When appropriate, use installers, installer scripts, Makefiles (distutils, which uses automake/autoconf is better), etc. Even shell scripts are better than nothing. If you can provide binaries and/or an installer, that will make things even easier. The problem is that this is a LOT of work!

Accompany it with documentation. Ideally, the documentation will contain a description of how to set it up and run it, with descriptions of necessary packages/libraries, data that you might have to get, and what to type or click on. Usually, something called README or INSTALL will attract attention. Put the instructions on the web page as well, most of the hosting solutions also allow you to have web pages.

Hope this all helps. The hardest part of the process is by far Step #3 and most people don't get as far as to use good techniques like installers, automake/autoconf, and so forth because it's a LOT of work and development often moves faster than you can write documents. However, no one is grading you on your style so it's often easier to get it out than it is to clean it up and prettify it first.


To some extent, the answer will depend on what you wish to accomplish with this release. There was a fantastic blog post recently on that precise topic.

If the code is of great shape, and you hope others will build on it, then choosing the licence is going to reflect your philosophy. A BSD style license if you just want the algorithm and code out there, or perhaps a Copyleft (GPL) style licence if you want to make sure improvements return to the commons.

If the code isn't in such great shape, but for transparency's sake needs to be out there, consider something along the lines of the CRAPL, which acknowledges the messy nature of modern computational sciences. I think the preamble is worth quoting:

I. Preamble

Science thrives on openness.

In modern science, it is often infeasible to replicate claims without
access to the software underlying those claims.

Let's all be honest: when scientists write code, aesthetics and
software engineering principles take a back seat to having running,
working code before a deadline.

So, let's release the ugly.  And, let's be proud of that.

As far as the actual mechanics of putting the code up, use GitHub or Bitbucket. These services are going to give you code hosting, a home for the project, the ability to manage contribution, and the ability to track bugs and issues.


Matthew G. and Irwin have given great answers, but I'd like to provide some additional resources and references for those interested.
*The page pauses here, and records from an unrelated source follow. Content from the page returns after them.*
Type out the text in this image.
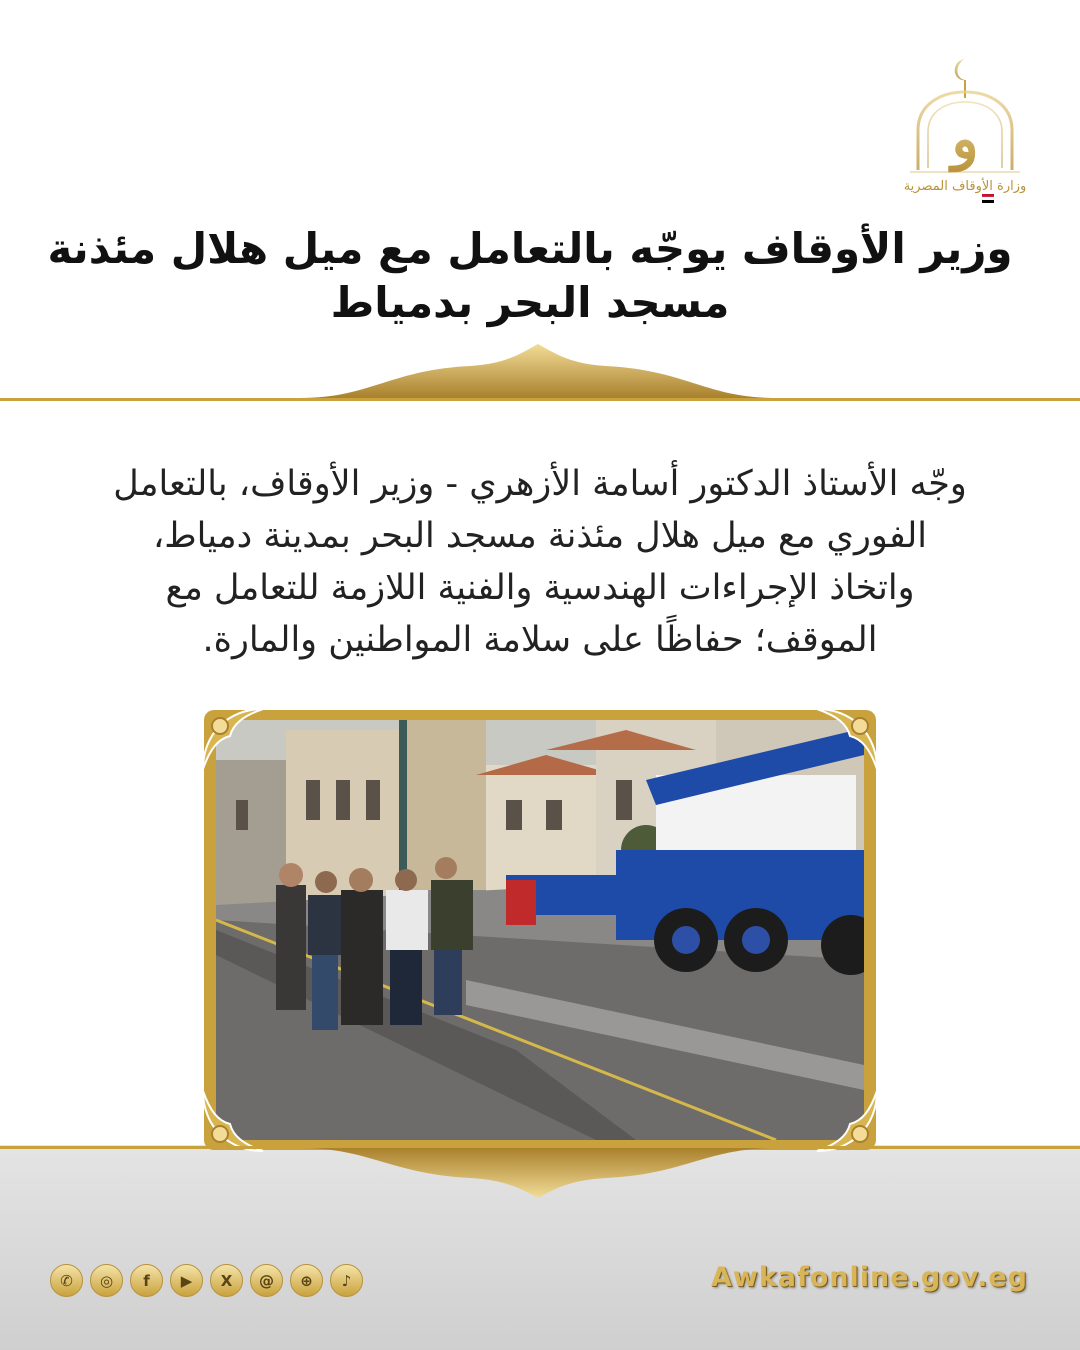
و
وزارة الأوقاف المصرية
وزير الأوقاف يوجّه بالتعامل مع ميل هلال مئذنة
مسجد البحر بدمياط
وجّه الأستاذ الدكتور أسامة الأزهري - وزير الأوقاف، بالتعامل
الفوري مع ميل هلال مئذنة مسجد البحر بمدينة دمياط،
واتخاذ الإجراءات الهندسية والفنية اللازمة للتعامل مع
الموقف؛ حفاظًا على سلامة المواطنين والمارة.
✆	◎	f	▶	X	@	⊕	♪	Awkafonline.gov.eg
First, take a look at answers to this similar question on scicomp.SE:

What material should I include with a journal article (or post online) in order to make my computational research reproducible?

Reproducibility was the subject of a 2012 workshop at ICERM; you'll find a lot of useful material on the wiki and in the final report (see especially appendices D, E, and F).

Archival/hosting

Update:You can get a DOI and permanent hosting for a snapshot of your code via Figshare or Zenodo.

Licensing

See this section of the wiki for an extensive list of resources.

Making it easy to run the code

There are some sites and tools out there aimed specifically at this. These also solve the hosting issue:

  • ActivePapers: An ActivePaper is a single file containing all the software and datasets related to a research project.
  • RunMyCode: This service is based on the innovative concept of a companion website associated with a scientific publication.

A major hurdle is often re-creating the correct environment (including libraries and such) necessary to run the code. To overcome this, you could

  • distribute a virtual machine or use Vagrant or CDE
  • ensure that your code runs on some cloud platform, like
    • Wakari
    • SageMathCloud
    • Amazon web services
    • Windows Azure

It can be useful to put your code in a worksheet format, where you can intersperse comments and even mathematical formulas (for instance, using the IPython notebook or a Sage worksheet. Here is an example.

Examples

Finally, here are some examples of my own efforts. They're far from perfect, but may still be helpful.